What was the thinking behind screening the BBC One special a day after the live broadcast n the US?
“As the event will be livestreamed on Saturday night in the USA, which is at midnight our time, we decided to broadcast the show a day later. It was also important for us to cover the event for the British audience. We are delighted that we are the first UK television network to screen our coverage of the event. David Brindley at Twofour Productions is managing an international technical production with feeds coming from America overnight, hours before going to air. In the run-up to the show, the production team have worked from home and social distancing has been adhered to at all times.

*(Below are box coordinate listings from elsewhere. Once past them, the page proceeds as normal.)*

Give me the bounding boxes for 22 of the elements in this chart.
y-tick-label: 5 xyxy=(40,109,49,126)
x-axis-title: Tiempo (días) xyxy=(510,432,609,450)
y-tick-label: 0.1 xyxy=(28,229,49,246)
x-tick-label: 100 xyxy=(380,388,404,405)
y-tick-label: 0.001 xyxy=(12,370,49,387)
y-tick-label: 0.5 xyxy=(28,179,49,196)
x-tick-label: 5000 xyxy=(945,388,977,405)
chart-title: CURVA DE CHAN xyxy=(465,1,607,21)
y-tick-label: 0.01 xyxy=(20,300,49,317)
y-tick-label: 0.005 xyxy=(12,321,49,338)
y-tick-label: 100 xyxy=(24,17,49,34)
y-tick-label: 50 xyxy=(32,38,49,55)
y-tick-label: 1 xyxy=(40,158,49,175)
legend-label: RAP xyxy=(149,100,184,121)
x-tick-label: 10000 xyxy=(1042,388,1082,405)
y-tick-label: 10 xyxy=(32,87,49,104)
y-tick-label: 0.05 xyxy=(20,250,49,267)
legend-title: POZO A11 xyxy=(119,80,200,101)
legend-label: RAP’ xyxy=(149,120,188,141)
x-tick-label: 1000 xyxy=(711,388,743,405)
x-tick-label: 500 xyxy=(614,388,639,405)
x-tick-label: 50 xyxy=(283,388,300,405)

“I’m thrilled to be supporting Lady Gaga who curated the event and has inspired an incredible range of artists to take part, including Ellie Goulding, George the Poet, Jess Glynne, The Kingdom Choir, Little Mix, Michael Bublé, Rag‘N’Bone Man, Skip Marley, Tom Jones, Burna Boy, Eddie Vedder, Elton John, Paul McCartney, Steve Wonder and so many more who will be giving performances for the BBC One programme, which will also feature interviews with, and surprises for, frontline workers.”
Do you expect to see artists benefit from their appearance on a primetime BBC One show?

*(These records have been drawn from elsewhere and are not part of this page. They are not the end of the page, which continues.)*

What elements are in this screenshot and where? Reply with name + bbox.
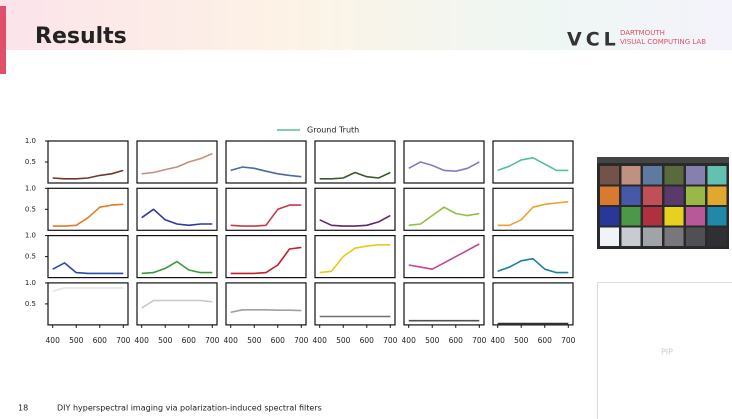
x-tick-label: 400 [135,336,150,345]
panel-frame [137,236,217,278]
panel-frame [493,283,573,325]
x-tick-label: 500 [336,336,351,345]
x-tick-label: 500 [69,336,84,345]
patch [708,166,727,185]
y-tick-label: 1.0 [25,279,36,287]
legend-label: Ground Truth [307,126,359,135]
x-tick-label: 600 [182,336,197,345]
patch [708,187,727,206]
patch [643,228,662,247]
x-tick-label: 700 [205,336,220,345]
panel-frame [493,236,573,278]
x-tick-label: 700 [294,336,309,345]
panel-frame [48,141,128,183]
page-number: 18 [18,404,28,413]
x-tick-label: 400 [491,336,506,345]
color-checker [597,157,729,249]
y-tick-label: 1.0 [25,184,36,192]
panel-frame [226,283,306,325]
patch [665,187,684,206]
y-tick-label: 0.5 [25,158,36,166]
x-tick-label: 500 [514,336,529,345]
x-tick-label: 600 [449,336,464,345]
patch [686,166,705,185]
panel-frame [48,236,128,278]
x-tick-label: 600 [271,336,286,345]
y-tick-label: 0.5 [25,253,36,261]
panel-frame [493,188,573,230]
panel-frame [404,141,484,183]
x-tick-label: 700 [116,336,131,345]
patch [622,228,641,247]
small-multiples: 1.0 0.5 1.0 0.5 1.0 0.5 1.0 0.5 400 500 600 700 400 5… [25,126,576,345]
patch [708,228,727,247]
patch [665,228,684,247]
x-tick-label: 600 [360,336,375,345]
patch [708,207,727,226]
panel-frame [404,283,484,325]
patch [622,207,641,226]
patch [643,166,662,185]
patch [665,166,684,185]
logo: VCL [567,29,620,51]
patch [600,228,619,247]
patch [643,187,662,206]
lab-name: VISUAL COMPUTING LAB [620,38,706,46]
x-tick-label: 600 [538,336,553,345]
panel-frame [137,141,217,183]
y-tick-label: 0.5 [25,300,36,308]
x-tick-label: 500 [158,336,173,345]
y-tick-label: 1.0 [25,232,36,240]
x-tick-label: 400 [46,336,61,345]
panel-frame [48,188,128,230]
x-tick-label: 700 [561,336,576,345]
lab-name: DARTMOUTH [620,29,665,37]
patch [622,166,641,185]
x-tick-label: 600 [93,336,108,345]
panel-frame [226,236,306,278]
patch [600,166,619,185]
x-tick-label: 500 [425,336,440,345]
x-tick-label: 400 [402,336,417,345]
x-tick-label: 400 [224,336,239,345]
panel-frame [315,283,395,325]
patch [665,207,684,226]
x-tick-label: 700 [472,336,487,345]
slide: Results VCL DARTMOUTH VISUAL COMPUTING L… [0,0,732,419]
x-tick-label: 700 [383,336,398,345]
y-tick-label: 0.5 [25,205,36,213]
patch [600,207,619,226]
patch [686,228,705,247]
slide-title: Results [35,24,127,49]
y-tick-label: 1.0 [25,137,36,145]
patch [643,207,662,226]
x-tick-label: 400 [313,336,328,345]
panel-frame [493,141,573,183]
accent [0,6,6,74]
pip-label: PIP [661,348,673,357]
patch [686,207,705,226]
x-tick-label: 500 [247,336,262,345]
caption: DIY hyperspectral imaging via polarizati… [57,404,322,413]
patch [600,187,619,206]
patch [686,187,705,206]
patch [622,187,641,206]
panel-frame [404,236,484,278]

“I think we all just want to try to make a contribution and to help and music has always had a crucial role in times of crisis. We’re grateful to all of the artists who found ways to record their music without their usual backup and have agreed to perform at this difficult time. We are all living in a new world of confinement and social distancing, and this show has given us the opportunity to broadcast a fantastic show featuring so many of our audiences favourite performers.”
How will iPlayer support the broadcast in terms of bonus material?

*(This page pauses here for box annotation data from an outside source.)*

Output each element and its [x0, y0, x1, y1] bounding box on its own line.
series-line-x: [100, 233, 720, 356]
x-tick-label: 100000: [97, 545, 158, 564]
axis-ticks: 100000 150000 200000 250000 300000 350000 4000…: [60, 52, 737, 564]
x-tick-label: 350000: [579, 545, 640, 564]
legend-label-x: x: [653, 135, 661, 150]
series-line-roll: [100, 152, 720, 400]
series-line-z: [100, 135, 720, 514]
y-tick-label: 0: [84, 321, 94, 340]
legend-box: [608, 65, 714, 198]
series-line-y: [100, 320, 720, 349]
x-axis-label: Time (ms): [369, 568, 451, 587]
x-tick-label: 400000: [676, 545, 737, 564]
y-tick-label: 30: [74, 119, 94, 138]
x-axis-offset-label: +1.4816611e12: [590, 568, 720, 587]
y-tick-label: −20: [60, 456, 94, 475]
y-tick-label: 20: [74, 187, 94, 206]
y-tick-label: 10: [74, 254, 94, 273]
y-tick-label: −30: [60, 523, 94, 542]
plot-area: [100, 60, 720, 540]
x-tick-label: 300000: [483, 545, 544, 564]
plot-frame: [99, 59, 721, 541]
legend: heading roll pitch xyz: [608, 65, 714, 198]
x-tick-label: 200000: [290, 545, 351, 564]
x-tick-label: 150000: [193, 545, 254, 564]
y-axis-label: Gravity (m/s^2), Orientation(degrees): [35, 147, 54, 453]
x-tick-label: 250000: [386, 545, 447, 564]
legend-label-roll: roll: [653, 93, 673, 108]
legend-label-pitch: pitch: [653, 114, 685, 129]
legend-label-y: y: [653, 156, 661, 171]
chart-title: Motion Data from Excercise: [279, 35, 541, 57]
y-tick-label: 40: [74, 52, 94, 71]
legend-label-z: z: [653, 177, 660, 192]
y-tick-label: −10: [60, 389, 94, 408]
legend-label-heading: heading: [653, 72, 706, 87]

“After the two-hour show on BBC One, which mirrors the US-made show, with some special new and relevant content for our audience in the UK, other performances will be released on iPlayer also and the whole event will be on iPlayer for 30 days after the event.”
How is BBC Music dealing with the current restrictions in terms of commissioning and broadcasting?
“Everyone at the BBC is pulling together to continue to produce programming to keep the nation educated, informed and entertained, whilst ensuring the safety of staff. In music television, we’re planning to keep going but in a different way, with Later… With Jools Holland, and to commemorate what would’ve been Glastonbury’s 50th anniversary festival this June, which has been moved to next year. A Glastonbury experience across radio, television and online will allow us to celebrate the spirit of this unique event. We’ll announce details in the coming weeks.
“Our recent music programmes including Kenny Rogers: Cards on the Table (BBC4), Dolly Parton (BBC2) and the Rock ‘n’ Roll Island documentary about Eel Pie Island (BBC4) have all performed brilliantly, and BBC Four continues to deliver entertaining music documentaries every Friday and classical music shows on Sundays. We are learning to make things virtually and to high quality, such as the Sacred Songs: Tenebrae in Concert on BBC Four last Sunday (April 12), making a concert with 20 musicians who would normally stand together, recorded separately on phones at home. Technology is amazing these days and we are inspired to work in a different way and make the most of what is possible so we can continue to deliver great music to our audiences.”